Si c’est ce qu’il représente, alors je ne peux rien pour vous. La tolérance et le respect des idées libres d’autrui, (tant qu’elles ne sont pas criminelles) sont des vertus tout à fait naturelles chez l’homme civilisé, des vertus reconnues partout et que nous devrions tous avoir.

dimanche 27 août

Ce matin, à peine arrivée de l’aéroport, la première idée qui me traverse l’esprit est que les vacances sont finies, que c’est la rentrée. A la pensée de tout ce que ce mot représente pour moi, ma gorge s’est automatiquement nouée, mes yeux se sont machinalement mouillés. En fait, étrangement, plus le temps passe et moins je m’habitue au lycée.

Pourquoi cet article ?

Ces dernières années, on a beaucoup entendu parler de l’affaire du voile dans nos médias.A la télé, la radio, les journaux, dans les débats publics et privés, chacun se plaisait à philosopher sur les causes et les conséquences, le sens caché des choses, et émettre les propositions les plus farfelues.Les professeurs, les écrivains, les étudiantes, les retraités, les religieux laïques (le sens de ce groupe nominal m’a toujours semblé un mystère), les responsables associatifs, etc, etc, tous se sont dévoués pour donner leur précieux avis dans ce débat qui a tant déchaîné les passions.

En fait, à bien y penser, dans cette affaire qui nous concerne, tout le monde s’est exprimé, sauf nous. En effet, je n’ai vu aucune fois, dans aucun débat, la parole donnée à une jeune fille qui porte le voile et qui serait venue s’expliquer, se défendre, se justifier (c’est qu’elle serait sûrement en position d’accusée…) ou simplement débattre.

Les premiers témoignages ont commencé après l’application de la fameuse loi, et tous ces témoignages dénonçaient exclusivement la souffrance des jeunes filles qui ont dû quitter l’école, suite à l’application de cette loi bénie.

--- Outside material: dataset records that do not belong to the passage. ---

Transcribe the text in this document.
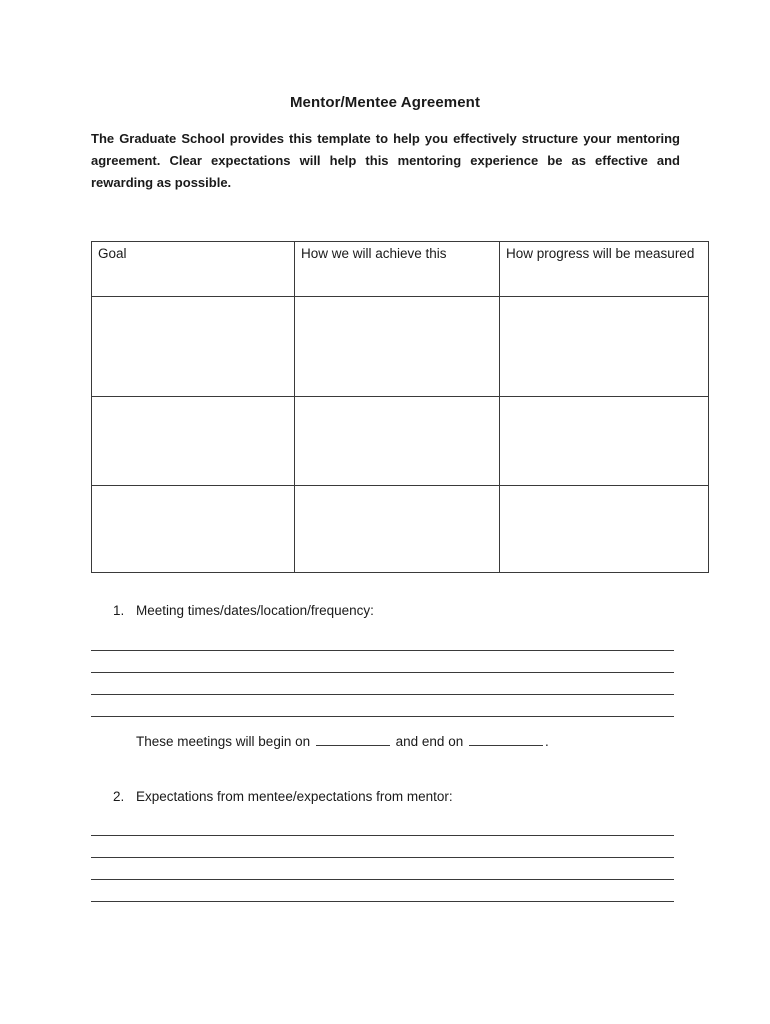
Mentor/Mentee Agreement
The Graduate School provides this template to help you effectively structure your mentoring agreement. Clear expectations will help this mentoring experience be as effective and rewarding as possible.
Goal	How we will achieve this	How progress will be measured

1. Meeting times/dates/location/frequency:
These meetings will begin on	and end on	.
2. Expectations from mentee/expectations from mentor:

Mais personne n’a parlé de celles qui l’enlèvent tous les jours. Petit à petit, c’est devenu un tabou, une honte d’avouer qu’on enlève le voile pour aller au lycée. Petit à petit, la souffrance sans cesse refoulée a fait naître un malaise, et bientôt un sentiment de culpabilité qui s’est installé, grandissant avec les jours et avec la souffrance, comme petit à petit se répand le venin, causant toujours plus de dégâts, en coulisse, lentement.

Cet article est pour les centaines de jeunes filles qui souffrent au quotidien, que personne n’entend, que personne ne comprend, qui se sentent mises sur le banc et pointées du doigt. Pour toutes celles qui ont si mal vécu ce sacrifice, qui se sont senties déchirées pendant des années.

Ce témoignage je l’écris dans l’espoir que peut-être, on les comprenne. Je l’écris aussi pour moi, car ça me soulage d’expliquer cette souffrance que mon entourage n’a jamais compris, qu’il a même souvent méprisée. J’écris cet article aujourd’hui pour m’aider à moins souffrir. Pour me convaincre moi-même, avant de convaincre les autres, que je n’ai pas à avoir honte de quoi que ce soit, que c’est eux, qui devraient avoir honte. Que je ne fais aucun mal, mais que l’on me fait du mal. Que je n’ai pas eu le choix.